FASR-Net: Unsupervised Shadow Removal Leveraging Inherent Frequency Priors
This work addresses shadow removal in computer vision, which is important for applications like image editing and autonomous systems, but it appears incremental as it builds on existing unsupervised methods with specific improvements.
The paper tackles the problem of unsupervised shadow removal by proposing FASR-Net, which leverages frequency priors and novel modules to enhance shadow details, achieving superior performance on AISTD and SRD datasets.

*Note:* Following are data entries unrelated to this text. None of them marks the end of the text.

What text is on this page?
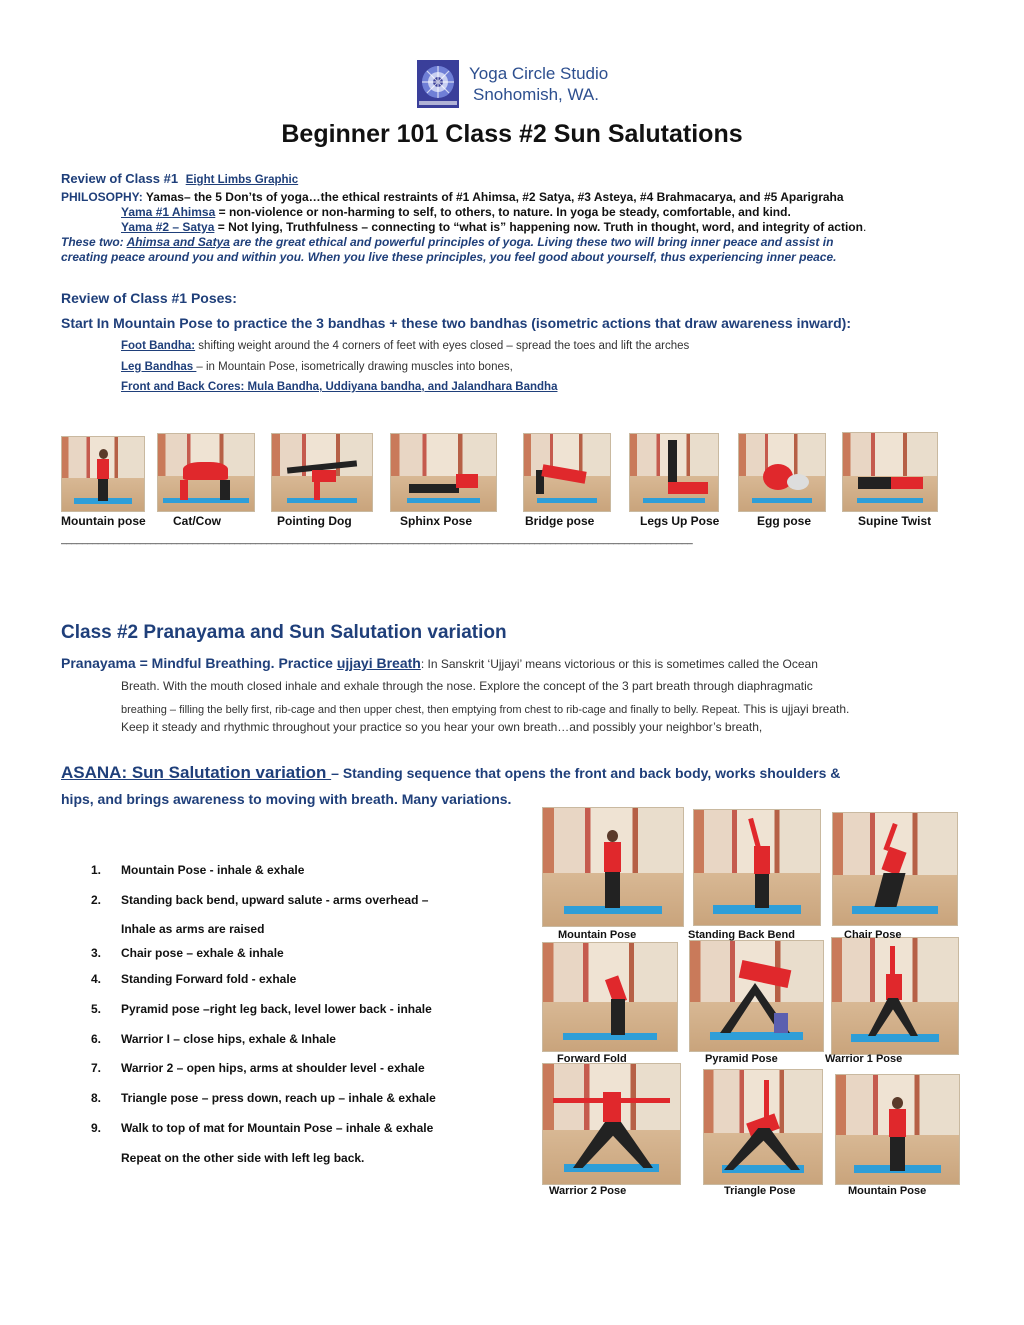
Yoga Circle Studio
Snohomish, WA.
Beginner 101 Class #2 Sun Salutations
Review of Class #1 Eight Limbs Graphic
PHILOSOPHY: Yamas– the 5 Don’ts of yoga…the ethical restraints of #1 Ahimsa, #2 Satya, #3 Asteya, #4 Brahmacarya, and #5 Aparigraha
Yama #1 Ahimsa = non-violence or non-harming to self, to others, to nature. In yoga be steady, comfortable, and kind.
Yama #2 – Satya = Not lying, Truthfulness – connecting to “what is” happening now. Truth in thought, word, and integrity of action.
These two: Ahimsa and Satya are the great ethical and powerful principles of yoga. Living these two will bring inner peace and assist in
creating peace around you and within you. When you live these principles, you feel good about yourself, thus experiencing inner peace.
Review of Class #1 Poses:
Start In Mountain Pose to practice the 3 bandhas + these two bandhas (isometric actions that draw awareness inward):
Foot Bandha: shifting weight around the 4 corners of feet with eyes closed – spread the toes and lift the arches
Leg Bandhas – in Mountain Pose, isometrically drawing muscles into bones,
Front and Back Cores: Mula Bandha, Uddiyana bandha, and Jalandhara Bandha
Mountain pose Cat/Cow	Pointing Dog	Sphinx Pose	Bridge pose	Legs Up Pose	Egg pose	Supine Twist
________________________________________________________________________________________________________________________
Class #2 Pranayama and Sun Salutation variation
Pranayama = Mindful Breathing. Practice ujjayi Breath: In Sanskrit ‘Ujjayi’ means victorious or this is sometimes called the Ocean
Breath. With the mouth closed inhale and exhale through the nose. Explore the concept of the 3 part breath through diaphragmatic
breathing – filling the belly first, rib-cage and then upper chest, then emptying from chest to rib-cage and finally to belly. Repeat. This is ujjayi breath.
Keep it steady and rhythmic throughout your practice so you hear your own breath…and possibly your neighbor’s breath,
ASANA: Sun Salutation variation – Standing sequence that opens the front and back body, works shoulders &
hips, and brings awareness to moving with breath. Many variations.
1. Mountain Pose - inhale & exhale
2. Standing back bend, upward salute - arms overhead –
Inhale as arms are raised
3. Chair pose – exhale & inhale
4. Standing Forward fold - exhale
5. Pyramid pose –right leg back, level lower back - inhale
6. Warrior I – close hips, exhale & Inhale
7. Warrior 2 – open hips, arms at shoulder level - exhale
8. Triangle pose – press down, reach up – inhale & exhale
9. Walk to top of mat for Mountain Pose – inhale & exhale
Repeat on the other side with left leg back.
Mountain Pose	Standing Back Bend	Chair Pose
Forward Fold	Pyramid Pose	Warrior 1 Pose
Warrior 2 Pose	Triangle Pose	Mountain Pose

Shadow removal is challenging due to the complex interaction of geometry, lighting, and environmental factors. Existing unsupervised methods often overlook shadow-specific priors, leading to incomplete shadow recovery. To address this issue, we propose a novel unsupervised Frequency Aware Shadow Removal Network (FASR-Net), which leverages the inherent frequency characteristics of shadow regions. Specifically, the proposed Wavelet Attention Downsampling Module (WADM) integrates wavelet-based image decomposition and deformable attention, effectively breaking down the image into frequency components to enhance shadow details within specific frequency bands. We also introduce several new loss functions for precise shadow-free image reproduction: a frequency loss to capture image component details, a brightness-chromaticity loss that references the chromaticity of shadow-free regions, and an alignment loss to ensure smooth transitions between shadowed and shadow-free regions. Experimental results on the AISTD and SRD datasets demonstrate that our method achieves superior shadow removal performance.